For one World Cup, England failed to be England, and it was beautiful


England lost, 2-1, to Croatia in the World Cup semifinals on Wednesday. All in all, it was classic World Cup form for the English.

Their hope in the shape of a genuinely beautiful free kick goal by Kieran Trippier, a lead that felt like a death sentence, and the creeping, inevitable collapse in extra time. It was English football the way mum made it: Valiant and ultimately futile.

One variation on previous collapses was England didn’t lose on penalty kicks this time. That part was weird, England! Let’s all forget that England actually won a game in a shootout against Colombia to get to the quarterfinals. Probably forget that England played well throughout the tournament, too, and that they made the semifinals, and that there were people in England who genuinely believed that England could win a World Cup. Forget that for a minute everything seemed — and pardon the embarrassing and deeply un-English word here — promising.

I can say this now: We’re so glad that’s over. All that, England? The optimism, the giddy, beery celebrations, the hope? It was weird, England. It felt downright strange — almost uncomfortable, really — to see English soccer fans happy for more than a fleeting instant, much less rolling through Russia yelling “PEAKY BLINDERS” or “THIS INSCRUTABLE PASTRY WITH FISH IN IT IS DELICIOUS” or whatever English people yell.

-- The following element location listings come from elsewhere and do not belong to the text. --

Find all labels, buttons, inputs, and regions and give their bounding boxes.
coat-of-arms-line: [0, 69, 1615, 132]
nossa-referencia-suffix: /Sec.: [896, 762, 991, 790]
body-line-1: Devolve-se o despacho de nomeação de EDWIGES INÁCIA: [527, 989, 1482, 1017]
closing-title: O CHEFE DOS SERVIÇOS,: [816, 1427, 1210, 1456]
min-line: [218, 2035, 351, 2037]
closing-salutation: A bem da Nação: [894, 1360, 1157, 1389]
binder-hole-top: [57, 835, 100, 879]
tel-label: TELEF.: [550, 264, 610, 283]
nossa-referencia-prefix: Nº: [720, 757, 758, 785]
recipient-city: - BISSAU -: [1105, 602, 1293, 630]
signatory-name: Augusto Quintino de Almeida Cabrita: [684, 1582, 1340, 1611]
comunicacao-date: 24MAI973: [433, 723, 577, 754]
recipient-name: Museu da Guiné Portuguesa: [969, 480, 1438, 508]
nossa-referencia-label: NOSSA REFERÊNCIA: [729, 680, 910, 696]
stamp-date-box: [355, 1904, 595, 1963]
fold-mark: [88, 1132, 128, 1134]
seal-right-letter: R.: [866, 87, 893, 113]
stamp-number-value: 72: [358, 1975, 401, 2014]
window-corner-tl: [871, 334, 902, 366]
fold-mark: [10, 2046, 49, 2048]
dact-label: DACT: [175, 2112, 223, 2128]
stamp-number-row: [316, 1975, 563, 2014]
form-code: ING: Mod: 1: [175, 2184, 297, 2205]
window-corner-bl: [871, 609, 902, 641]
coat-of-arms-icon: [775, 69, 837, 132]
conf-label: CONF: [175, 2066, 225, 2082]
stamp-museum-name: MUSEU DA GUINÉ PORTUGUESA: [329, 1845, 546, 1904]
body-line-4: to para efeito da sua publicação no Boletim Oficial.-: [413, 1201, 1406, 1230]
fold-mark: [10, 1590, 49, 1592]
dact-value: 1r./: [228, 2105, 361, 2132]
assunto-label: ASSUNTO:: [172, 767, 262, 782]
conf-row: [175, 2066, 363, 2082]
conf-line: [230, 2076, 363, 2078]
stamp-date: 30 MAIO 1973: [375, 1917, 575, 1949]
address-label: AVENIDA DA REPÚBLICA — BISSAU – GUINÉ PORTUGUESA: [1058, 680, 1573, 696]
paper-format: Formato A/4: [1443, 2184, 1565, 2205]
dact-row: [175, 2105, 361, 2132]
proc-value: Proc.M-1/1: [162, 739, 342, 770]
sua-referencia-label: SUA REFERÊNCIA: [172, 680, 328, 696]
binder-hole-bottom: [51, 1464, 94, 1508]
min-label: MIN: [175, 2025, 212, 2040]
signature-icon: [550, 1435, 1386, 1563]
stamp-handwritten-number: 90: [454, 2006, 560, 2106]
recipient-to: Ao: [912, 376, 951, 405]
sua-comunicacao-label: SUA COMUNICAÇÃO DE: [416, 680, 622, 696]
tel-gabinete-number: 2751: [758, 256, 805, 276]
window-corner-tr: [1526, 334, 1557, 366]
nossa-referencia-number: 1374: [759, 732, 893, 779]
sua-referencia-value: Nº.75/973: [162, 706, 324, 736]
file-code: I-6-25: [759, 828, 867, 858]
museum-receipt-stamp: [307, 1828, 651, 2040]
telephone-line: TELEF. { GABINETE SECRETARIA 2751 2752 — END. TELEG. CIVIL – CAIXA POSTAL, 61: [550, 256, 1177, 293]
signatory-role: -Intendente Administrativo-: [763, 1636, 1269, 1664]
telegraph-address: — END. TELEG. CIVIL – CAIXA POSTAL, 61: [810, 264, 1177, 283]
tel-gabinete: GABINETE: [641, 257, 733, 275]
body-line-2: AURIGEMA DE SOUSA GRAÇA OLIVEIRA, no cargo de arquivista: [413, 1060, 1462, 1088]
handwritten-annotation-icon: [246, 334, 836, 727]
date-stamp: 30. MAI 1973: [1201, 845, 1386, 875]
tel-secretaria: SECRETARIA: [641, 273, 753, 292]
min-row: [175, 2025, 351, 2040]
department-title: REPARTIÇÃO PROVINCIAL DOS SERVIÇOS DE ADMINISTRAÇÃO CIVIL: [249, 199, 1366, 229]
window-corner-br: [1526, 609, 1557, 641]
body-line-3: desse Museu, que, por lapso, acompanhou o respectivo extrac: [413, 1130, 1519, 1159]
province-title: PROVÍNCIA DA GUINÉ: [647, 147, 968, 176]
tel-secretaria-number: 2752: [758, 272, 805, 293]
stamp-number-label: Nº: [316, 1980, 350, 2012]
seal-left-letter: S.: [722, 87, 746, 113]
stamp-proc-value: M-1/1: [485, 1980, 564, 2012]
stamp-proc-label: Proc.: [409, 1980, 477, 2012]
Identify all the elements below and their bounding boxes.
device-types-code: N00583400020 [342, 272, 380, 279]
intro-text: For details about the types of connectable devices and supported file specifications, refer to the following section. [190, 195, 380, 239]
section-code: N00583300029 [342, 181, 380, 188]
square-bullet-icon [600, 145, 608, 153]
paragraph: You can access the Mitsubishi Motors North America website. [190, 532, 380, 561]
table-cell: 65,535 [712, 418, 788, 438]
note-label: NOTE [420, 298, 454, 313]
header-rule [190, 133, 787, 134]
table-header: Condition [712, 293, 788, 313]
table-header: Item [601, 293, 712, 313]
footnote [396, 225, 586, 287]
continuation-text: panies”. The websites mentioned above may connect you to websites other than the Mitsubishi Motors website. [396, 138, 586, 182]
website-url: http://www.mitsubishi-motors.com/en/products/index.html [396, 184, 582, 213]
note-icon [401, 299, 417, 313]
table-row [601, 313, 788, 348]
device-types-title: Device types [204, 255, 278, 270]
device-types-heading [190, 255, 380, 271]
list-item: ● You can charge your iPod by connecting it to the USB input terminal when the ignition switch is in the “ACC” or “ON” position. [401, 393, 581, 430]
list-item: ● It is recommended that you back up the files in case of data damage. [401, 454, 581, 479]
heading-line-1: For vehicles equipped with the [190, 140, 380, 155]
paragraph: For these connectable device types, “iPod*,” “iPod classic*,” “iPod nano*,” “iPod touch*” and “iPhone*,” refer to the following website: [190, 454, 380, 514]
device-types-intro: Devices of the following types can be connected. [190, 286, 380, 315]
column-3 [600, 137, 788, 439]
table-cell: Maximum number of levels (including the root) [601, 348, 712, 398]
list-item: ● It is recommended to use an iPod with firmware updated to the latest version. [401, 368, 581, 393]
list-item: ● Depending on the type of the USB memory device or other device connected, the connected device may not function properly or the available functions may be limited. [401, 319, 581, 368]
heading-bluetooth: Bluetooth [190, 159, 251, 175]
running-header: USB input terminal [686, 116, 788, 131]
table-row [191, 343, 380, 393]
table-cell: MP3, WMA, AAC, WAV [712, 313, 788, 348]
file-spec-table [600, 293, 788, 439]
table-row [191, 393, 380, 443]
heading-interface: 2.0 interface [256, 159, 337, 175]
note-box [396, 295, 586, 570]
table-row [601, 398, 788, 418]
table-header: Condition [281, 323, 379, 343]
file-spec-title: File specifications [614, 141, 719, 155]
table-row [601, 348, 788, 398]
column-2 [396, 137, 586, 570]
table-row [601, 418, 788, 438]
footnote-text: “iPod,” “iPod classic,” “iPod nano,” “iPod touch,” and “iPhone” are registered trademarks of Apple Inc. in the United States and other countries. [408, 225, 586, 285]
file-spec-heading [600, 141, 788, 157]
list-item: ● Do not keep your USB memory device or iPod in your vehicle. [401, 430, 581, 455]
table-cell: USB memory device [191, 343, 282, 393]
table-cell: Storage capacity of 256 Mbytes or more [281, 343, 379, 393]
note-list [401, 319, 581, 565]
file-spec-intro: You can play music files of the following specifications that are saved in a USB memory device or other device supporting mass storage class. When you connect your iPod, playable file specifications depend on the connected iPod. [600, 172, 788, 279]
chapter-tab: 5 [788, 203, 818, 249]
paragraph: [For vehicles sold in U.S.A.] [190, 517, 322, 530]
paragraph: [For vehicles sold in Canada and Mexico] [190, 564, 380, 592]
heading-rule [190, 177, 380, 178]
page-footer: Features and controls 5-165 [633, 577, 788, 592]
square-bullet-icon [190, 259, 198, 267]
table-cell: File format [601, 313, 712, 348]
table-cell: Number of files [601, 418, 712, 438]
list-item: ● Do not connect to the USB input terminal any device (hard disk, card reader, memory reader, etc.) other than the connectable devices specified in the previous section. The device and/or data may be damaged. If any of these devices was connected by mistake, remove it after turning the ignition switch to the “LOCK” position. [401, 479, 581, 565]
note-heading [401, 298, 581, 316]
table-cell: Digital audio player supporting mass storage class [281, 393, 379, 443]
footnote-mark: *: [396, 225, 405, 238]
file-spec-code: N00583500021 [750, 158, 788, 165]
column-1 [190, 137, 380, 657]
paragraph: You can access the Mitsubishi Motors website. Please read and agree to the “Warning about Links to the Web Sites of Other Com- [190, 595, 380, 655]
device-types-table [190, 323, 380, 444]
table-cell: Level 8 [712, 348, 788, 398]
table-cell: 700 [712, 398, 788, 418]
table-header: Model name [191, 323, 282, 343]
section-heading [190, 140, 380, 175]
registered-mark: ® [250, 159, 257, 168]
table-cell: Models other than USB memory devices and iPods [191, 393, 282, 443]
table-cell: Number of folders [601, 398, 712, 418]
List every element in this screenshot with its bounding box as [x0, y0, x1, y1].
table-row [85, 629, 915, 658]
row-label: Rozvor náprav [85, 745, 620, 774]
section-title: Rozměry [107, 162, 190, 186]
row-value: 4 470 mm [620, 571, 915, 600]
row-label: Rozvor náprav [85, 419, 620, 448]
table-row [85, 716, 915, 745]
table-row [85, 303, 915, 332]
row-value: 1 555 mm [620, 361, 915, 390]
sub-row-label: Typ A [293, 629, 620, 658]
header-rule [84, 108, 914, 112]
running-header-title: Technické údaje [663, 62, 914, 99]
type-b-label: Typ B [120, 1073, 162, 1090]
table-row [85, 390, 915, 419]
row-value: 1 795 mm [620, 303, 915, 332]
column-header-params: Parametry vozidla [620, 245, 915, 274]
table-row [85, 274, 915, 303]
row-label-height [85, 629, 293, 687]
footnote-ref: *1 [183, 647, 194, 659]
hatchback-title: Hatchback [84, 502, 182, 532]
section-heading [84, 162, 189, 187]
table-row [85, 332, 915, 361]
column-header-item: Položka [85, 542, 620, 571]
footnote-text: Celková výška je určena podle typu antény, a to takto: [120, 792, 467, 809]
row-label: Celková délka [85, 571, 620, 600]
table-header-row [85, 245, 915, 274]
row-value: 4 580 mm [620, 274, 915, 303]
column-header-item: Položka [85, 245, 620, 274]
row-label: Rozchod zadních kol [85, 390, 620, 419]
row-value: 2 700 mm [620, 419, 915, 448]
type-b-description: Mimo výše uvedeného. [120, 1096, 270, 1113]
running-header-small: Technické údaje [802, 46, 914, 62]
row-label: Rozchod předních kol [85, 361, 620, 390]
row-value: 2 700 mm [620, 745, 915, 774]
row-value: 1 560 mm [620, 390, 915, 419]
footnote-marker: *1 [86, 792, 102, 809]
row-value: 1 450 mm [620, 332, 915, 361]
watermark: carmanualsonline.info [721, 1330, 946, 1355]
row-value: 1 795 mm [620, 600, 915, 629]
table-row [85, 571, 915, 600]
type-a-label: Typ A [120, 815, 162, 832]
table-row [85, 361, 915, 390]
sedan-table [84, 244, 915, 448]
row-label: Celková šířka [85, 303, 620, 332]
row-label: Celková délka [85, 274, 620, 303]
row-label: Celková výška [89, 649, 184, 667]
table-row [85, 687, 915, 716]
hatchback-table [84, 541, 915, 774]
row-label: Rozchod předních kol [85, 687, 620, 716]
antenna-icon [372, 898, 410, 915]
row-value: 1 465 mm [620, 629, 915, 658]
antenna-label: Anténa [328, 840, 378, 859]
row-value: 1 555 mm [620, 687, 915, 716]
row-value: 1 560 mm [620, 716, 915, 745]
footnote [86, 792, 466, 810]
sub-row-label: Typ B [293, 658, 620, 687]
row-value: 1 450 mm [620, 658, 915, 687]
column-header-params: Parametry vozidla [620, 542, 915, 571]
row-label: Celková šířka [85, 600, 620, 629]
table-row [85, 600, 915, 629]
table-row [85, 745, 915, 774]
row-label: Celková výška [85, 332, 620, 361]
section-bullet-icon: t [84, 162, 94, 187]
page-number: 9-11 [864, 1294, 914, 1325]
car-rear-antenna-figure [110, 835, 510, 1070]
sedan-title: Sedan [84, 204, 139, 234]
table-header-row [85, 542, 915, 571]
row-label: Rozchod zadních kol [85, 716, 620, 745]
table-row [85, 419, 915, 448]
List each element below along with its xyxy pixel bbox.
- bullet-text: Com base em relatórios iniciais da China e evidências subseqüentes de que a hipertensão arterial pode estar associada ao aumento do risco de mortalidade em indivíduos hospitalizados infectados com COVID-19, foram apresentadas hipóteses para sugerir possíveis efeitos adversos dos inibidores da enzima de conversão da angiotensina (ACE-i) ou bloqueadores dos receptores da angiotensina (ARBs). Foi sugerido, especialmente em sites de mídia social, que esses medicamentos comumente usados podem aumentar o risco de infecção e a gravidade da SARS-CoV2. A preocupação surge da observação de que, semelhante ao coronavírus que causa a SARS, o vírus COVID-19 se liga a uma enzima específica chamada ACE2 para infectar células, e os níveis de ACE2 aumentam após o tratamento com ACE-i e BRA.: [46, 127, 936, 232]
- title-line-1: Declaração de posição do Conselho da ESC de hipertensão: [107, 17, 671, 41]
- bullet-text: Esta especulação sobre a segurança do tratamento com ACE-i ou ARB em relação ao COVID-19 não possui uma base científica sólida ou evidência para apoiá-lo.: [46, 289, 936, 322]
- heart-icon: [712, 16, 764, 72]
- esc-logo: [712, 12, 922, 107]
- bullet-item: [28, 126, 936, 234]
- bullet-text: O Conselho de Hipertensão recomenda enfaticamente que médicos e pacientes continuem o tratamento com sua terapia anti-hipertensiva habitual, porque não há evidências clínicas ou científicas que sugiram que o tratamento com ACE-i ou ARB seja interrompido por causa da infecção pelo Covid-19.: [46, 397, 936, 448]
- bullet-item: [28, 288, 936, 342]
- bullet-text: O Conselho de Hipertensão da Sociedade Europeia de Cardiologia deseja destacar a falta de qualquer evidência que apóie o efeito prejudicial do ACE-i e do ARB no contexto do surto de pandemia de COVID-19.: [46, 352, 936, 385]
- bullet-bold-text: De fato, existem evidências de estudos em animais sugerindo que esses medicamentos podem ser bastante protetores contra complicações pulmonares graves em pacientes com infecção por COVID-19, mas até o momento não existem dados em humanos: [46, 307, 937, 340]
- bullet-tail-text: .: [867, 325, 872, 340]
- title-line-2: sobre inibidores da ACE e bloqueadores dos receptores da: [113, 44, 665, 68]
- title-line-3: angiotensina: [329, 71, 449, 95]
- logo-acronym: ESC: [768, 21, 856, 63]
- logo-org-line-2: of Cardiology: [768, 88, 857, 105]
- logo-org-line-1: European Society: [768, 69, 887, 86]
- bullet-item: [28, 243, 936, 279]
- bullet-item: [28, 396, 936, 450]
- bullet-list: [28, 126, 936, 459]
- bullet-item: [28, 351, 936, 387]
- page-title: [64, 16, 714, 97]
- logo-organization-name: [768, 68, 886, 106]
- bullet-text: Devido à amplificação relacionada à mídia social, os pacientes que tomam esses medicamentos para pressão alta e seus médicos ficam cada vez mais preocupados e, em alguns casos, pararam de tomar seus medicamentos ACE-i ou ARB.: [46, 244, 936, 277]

That strangeness comes from the contrast with the usual deep pessimism of English soccer in all this already very pessimistic Englishness. England is already the world’s greatest overall exporter of weaponized pessimism in every form. This probably started earlier than Shakespeare, but let’s use him as an arbitrary starting point here, because Shakespeare’s essential message is the most English of all: “well that was crap all along, wasn’t it?”

  • Romeo and Juliet: Love and families, total crap.
  • Hamlet: Your children are crap, won’t prevent your murder, and will probably botch your revenge, too. Also, life itself? Crap.
  • Henry V: France is crap, total crap.
  • Macbeth: Ambition is crap, witches only partially crap.
  • A Midsummer Night’s Dream: Fairies? Mostly crap.

There is a definite and consistent theme here. It continues through novels like Frankenstein (science is crap) and Middlemarch (the country is crap), and runs all the way to the present in the form of anything Ricky Gervais has ever done (everything is crap, mate), Black Mirror (what if the robot was crap, but also you? What if you were the crap robot, eh?) to its purest form, English soccer.

There has been only one overwhelmingly positive product in the history of English culture. And even then, the Great British Bake-Off relies on everyone secretly believing their Knotsworthington Boxing Day Slaughter-Trifle is crap, and that Mary Berry is in fact lying when she says it is delicious.

For English soccer to have a good time at all at the World Cup wasn’t just a matter of running against type. It was outright inconvenient, especially for an event where barely concealed national stereotypes make up the bulk of flyby analysis. England was supposed to come in and die painfully and stoically because that is what sides in the World Cup are supposed to do. The French implode, the Italians connive, the Brazilians dance. The Germans calculate, and I’m honestly not sure what the Belgians are supposed to do. Belgium’s cultural export is befuddlement in the way England’s is militant pessimism.

There are roles to play, and England failed badly in being, well, England. An ebullient English side with little in the way of dysfunction didn’t just lack precedent. There was no vocabulary whatsoever for it, much less for the giddy fans roaming the streets incident-free and ladding it up.

The English press seemed as baffled as everyone else did. Only Raheem Sterling’s goalless streak in the tournament giving tabloid journalists anything dependable to cling to, because Raheem Sterling must be blamed for everything at all times.

Better to forget it, though, England. Remember: It was fun, and fun is crap, too. Fun leads to hope. Hope leads to expectations, and expectations lead to disappointment, and disappointment is top-shelf crap, in the sense that the crappiest crap would be placed higher than standard crap on hypothetical crapshelves.

England doesn’t believe any of that right now, though. They can’t — not after coming within spitting distance of a World Cup final and their best finish since 1990, all done with the third-youngest team at the tournament. Maybe they shouldn’t, since all results point to reasons for optimism. They might tell you it’s a crap argument, but the only thoroughly crap argument for the moment is pessimism.

I know, I know. It’s weird for us, too, England. But we’re all here now, telling you with the sincerity of an English husband calling his wife of forty years “dear” for the first time with tears in his eyes: It was, for once, anything but crap.

Crapshelves, by the way, is a real town in East Midlands. Absolute crap town, Crapshelves.